Bipolar disorder debilitates about 1% of the population. It typically causes extreme mood swings between high (manic) and low (depressed) phases.
Jakub Tomasik, Assistant Research Professor at the University of Cambridge, introduced his latest work, which demonstrates how combining metabolomic biomarkers from dried blood spots and digital questionnaire data can significantly improve the diagnosis of bipolar disorder compared to major depression. Currently, around 40% of bipolar cases are misdiagnosed as major depression due to some shared symptoms. Therefore, Tomasik’s work is crucial to addressing this significant issue and is particularly valuable in cases where symptoms alone are ambiguous.
The study used metabolomic and digital questionnaire data to create a robust signature of bipolar disorder. It identified a panel of 17 metabolomic biomarkers. Ceramide was the most significant in distinguishing bipolar disorder from major depression. The model achieved an AUROC of 0.71, which increased to 0.96 when combined with digital data. Tomasik explained that biomarker levels correlated most strongly with manic or hypomanic symptoms and psychiatric history.

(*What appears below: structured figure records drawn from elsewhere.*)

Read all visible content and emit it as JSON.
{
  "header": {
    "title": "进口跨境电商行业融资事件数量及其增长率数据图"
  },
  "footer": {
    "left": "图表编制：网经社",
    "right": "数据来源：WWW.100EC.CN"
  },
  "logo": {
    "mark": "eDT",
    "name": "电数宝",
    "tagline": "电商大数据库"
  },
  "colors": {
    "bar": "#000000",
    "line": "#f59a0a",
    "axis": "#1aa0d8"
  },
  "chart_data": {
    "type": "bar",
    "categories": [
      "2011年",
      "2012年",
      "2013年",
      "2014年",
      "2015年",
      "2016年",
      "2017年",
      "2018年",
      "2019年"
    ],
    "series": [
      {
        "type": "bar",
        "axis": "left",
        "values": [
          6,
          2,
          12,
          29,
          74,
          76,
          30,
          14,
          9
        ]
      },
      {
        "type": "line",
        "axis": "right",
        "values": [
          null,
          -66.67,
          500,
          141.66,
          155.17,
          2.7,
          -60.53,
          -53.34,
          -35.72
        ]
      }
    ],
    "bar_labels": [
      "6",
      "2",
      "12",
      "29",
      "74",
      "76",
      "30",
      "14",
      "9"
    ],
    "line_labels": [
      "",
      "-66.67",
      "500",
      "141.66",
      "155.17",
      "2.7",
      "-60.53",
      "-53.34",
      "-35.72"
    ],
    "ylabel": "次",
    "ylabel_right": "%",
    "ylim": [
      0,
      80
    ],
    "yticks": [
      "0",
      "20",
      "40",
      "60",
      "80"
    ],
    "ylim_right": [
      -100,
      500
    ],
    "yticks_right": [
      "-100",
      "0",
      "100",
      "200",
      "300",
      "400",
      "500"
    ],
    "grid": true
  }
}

Although the protein-based biomarkers did not provide useful diagnostic information, the metabolomic data showed strong and reproducible results, validated in a prospective cohort. The biomarker panel was particularly effective in identifying up to 30% more misdiagnosed bipolar patients, especially when symptom information was limited or uncertain.
Tomasik explained that plans are underway for a large-scale international clinical validation study with Psyomics and Biocrates to further test the combined biomarker and digital questionnaire approach. Another key advantage of this study was that it is minimally invasive and suitable for remote application, making it more user-friendly.